Na Igreja (*) – e também na sociedade – toda vez que pessoas, grupos e Movimentos Sociais Populares assumem, clara e publicamente, um posicionamento – prático e/ou teórico – contra a “ordem estabelecida” (ou, melhor, a “desordem estabelecida”), a acusação é sempre a mesma: é ideológico! Ora, por que ser contra a “ordem estabelecida” é ideológico e ser a favor não é ideológico?
Na condição do ser humano – no mundo e com o mundo – não há nenhum posicionamento que não seja ideológico. O ser humano é um ser histórico, situado (no espaço) e datado (no tempo): um ser de busca permanente, um “vir-a-ser”, um ser em construção.
Por isso, toda práxis humana (unidade de prática teórica e teoria prática) é ideológica, ou seja, expressa um posicionamento ideológico. A práxis humana como prática é a “ação” consciente (a ênfase é colocada na “ação” ou militância que – por ser consciente – integra também o conhecimento). A práxis humana como teoria é o “conhecimento” atuante ou militante (a ênfase é colocada no “conhecimento” que – por ser atuante ou militante – integra também a ação).

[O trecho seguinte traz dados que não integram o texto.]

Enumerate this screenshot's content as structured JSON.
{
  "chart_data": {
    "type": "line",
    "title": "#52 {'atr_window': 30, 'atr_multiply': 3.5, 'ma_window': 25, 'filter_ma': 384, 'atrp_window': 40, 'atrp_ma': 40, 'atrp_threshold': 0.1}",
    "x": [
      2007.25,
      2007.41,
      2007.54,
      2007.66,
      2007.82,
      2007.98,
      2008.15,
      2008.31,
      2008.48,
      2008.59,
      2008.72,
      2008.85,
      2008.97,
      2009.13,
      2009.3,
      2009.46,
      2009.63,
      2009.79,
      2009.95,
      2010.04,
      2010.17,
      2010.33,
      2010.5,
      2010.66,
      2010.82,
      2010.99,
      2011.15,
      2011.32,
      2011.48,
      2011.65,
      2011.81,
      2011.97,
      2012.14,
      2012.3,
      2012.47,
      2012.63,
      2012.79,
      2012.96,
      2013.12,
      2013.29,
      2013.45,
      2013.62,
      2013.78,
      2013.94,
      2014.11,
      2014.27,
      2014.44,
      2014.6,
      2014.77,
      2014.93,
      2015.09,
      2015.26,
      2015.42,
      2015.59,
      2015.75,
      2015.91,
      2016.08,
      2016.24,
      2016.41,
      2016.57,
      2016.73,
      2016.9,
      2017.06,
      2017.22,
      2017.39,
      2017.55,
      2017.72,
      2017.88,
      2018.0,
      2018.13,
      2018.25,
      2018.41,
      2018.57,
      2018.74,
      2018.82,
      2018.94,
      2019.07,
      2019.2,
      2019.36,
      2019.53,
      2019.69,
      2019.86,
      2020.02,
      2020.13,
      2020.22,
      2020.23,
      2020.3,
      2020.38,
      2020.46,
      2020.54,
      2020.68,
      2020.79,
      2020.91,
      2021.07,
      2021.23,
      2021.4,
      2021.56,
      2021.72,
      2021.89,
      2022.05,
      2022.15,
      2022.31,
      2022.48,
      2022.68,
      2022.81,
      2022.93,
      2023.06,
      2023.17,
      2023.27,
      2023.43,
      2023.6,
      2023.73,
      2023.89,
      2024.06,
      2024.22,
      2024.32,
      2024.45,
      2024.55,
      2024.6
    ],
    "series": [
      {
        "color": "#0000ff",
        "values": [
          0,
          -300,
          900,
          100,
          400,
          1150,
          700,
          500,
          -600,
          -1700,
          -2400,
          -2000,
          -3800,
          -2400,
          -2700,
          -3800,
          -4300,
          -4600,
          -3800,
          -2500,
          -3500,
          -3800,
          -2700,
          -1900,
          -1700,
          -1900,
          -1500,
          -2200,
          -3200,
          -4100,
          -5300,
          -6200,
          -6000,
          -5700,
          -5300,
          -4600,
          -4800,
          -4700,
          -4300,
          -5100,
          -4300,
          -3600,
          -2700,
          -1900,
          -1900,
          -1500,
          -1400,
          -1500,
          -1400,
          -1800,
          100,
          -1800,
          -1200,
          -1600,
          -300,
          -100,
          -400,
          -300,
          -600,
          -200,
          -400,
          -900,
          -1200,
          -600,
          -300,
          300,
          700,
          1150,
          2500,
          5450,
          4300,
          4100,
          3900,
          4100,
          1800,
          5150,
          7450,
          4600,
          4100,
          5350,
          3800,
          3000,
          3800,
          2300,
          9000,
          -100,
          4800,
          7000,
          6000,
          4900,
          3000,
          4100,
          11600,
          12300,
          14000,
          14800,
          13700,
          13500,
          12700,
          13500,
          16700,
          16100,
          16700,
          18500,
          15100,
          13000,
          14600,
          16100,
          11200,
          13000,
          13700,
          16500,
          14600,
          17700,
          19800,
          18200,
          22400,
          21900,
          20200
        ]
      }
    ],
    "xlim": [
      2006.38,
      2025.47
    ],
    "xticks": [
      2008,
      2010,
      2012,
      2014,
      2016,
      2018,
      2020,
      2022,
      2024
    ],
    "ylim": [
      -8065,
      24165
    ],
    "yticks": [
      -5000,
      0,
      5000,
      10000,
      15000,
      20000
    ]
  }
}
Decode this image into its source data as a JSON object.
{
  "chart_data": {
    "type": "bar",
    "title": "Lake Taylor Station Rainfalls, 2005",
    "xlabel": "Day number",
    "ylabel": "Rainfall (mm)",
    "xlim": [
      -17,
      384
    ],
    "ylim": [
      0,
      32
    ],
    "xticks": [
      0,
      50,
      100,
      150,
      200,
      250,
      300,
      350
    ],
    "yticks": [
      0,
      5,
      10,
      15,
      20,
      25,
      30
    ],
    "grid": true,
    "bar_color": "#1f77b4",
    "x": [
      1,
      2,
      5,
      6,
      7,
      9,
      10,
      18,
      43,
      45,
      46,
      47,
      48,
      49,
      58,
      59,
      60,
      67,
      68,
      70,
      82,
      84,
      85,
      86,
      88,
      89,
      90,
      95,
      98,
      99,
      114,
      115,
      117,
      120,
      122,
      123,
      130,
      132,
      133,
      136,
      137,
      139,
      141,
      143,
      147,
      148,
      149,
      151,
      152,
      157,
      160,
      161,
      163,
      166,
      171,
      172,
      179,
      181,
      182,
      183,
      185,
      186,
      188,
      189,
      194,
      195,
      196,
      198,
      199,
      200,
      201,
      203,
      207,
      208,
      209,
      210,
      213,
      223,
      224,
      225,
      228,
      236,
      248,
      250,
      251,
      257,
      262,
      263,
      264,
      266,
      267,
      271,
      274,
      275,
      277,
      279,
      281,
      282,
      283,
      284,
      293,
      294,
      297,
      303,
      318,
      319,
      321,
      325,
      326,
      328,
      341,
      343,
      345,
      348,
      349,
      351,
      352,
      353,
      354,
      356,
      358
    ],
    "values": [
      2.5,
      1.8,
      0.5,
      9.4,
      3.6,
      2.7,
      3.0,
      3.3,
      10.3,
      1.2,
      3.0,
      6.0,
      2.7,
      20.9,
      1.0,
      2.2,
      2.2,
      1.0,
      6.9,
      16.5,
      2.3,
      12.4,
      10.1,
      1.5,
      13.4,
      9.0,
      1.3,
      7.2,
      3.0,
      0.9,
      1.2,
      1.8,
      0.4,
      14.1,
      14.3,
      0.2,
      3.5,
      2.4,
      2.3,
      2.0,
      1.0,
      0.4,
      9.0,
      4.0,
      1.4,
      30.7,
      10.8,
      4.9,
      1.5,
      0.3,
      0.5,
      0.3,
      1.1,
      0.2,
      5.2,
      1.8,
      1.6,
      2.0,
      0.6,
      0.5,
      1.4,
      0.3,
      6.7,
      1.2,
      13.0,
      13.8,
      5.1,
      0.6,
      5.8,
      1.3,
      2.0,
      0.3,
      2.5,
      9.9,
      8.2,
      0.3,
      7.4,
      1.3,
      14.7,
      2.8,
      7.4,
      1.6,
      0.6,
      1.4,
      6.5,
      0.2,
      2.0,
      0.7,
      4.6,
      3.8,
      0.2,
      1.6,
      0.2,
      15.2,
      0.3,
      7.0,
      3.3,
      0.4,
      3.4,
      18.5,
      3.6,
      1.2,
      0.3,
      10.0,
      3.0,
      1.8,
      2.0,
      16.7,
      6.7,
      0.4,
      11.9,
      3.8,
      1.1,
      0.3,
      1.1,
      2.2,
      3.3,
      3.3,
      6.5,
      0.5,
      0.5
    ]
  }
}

A ação e o conhecimento (comum, científico, filosófico e/ou teológico) do ser humano acontecem sempre dentro de um contexto histórico concreto, mesmo que sua influência – positiva ou negativa – possa ir além do contexto que os produziu. Isso é válido também quando o objeto da ação e do conhecimento são valores que – à luz da fé – consideramos meta-históricos (absolutos, eternos). A nossa maneira de praticar (viver) e conhecer esses valores é histórica (situada e datada) e, portanto, ideológica.
A ciência (conhecimento científico) – da qual hoje se fala tanto, devido ao grande desenvolvimento que teve nestes últimos tempos – não é neutra. A chamada “neutralidade científica” não existe. A “não-neutralidade” diz respeito não somente ao uso que se faz da ciência (não-neutralidade externa), mas também à maneira como se faz ciência (não-neutralidade interna). A práxis humana do conhecer cientificamente não deve ser confundida com os produtos finais dessa práxis: a televisão, o computador e outros, que são meros objetos.
O que dissemos sobre a não-neutralidade do conhecimento científico vale também – consideradas as caraterísticas de cada tipo de conhecimento – para o conhecimento comum, o conhecimento filosófico e o conhecimento teológico.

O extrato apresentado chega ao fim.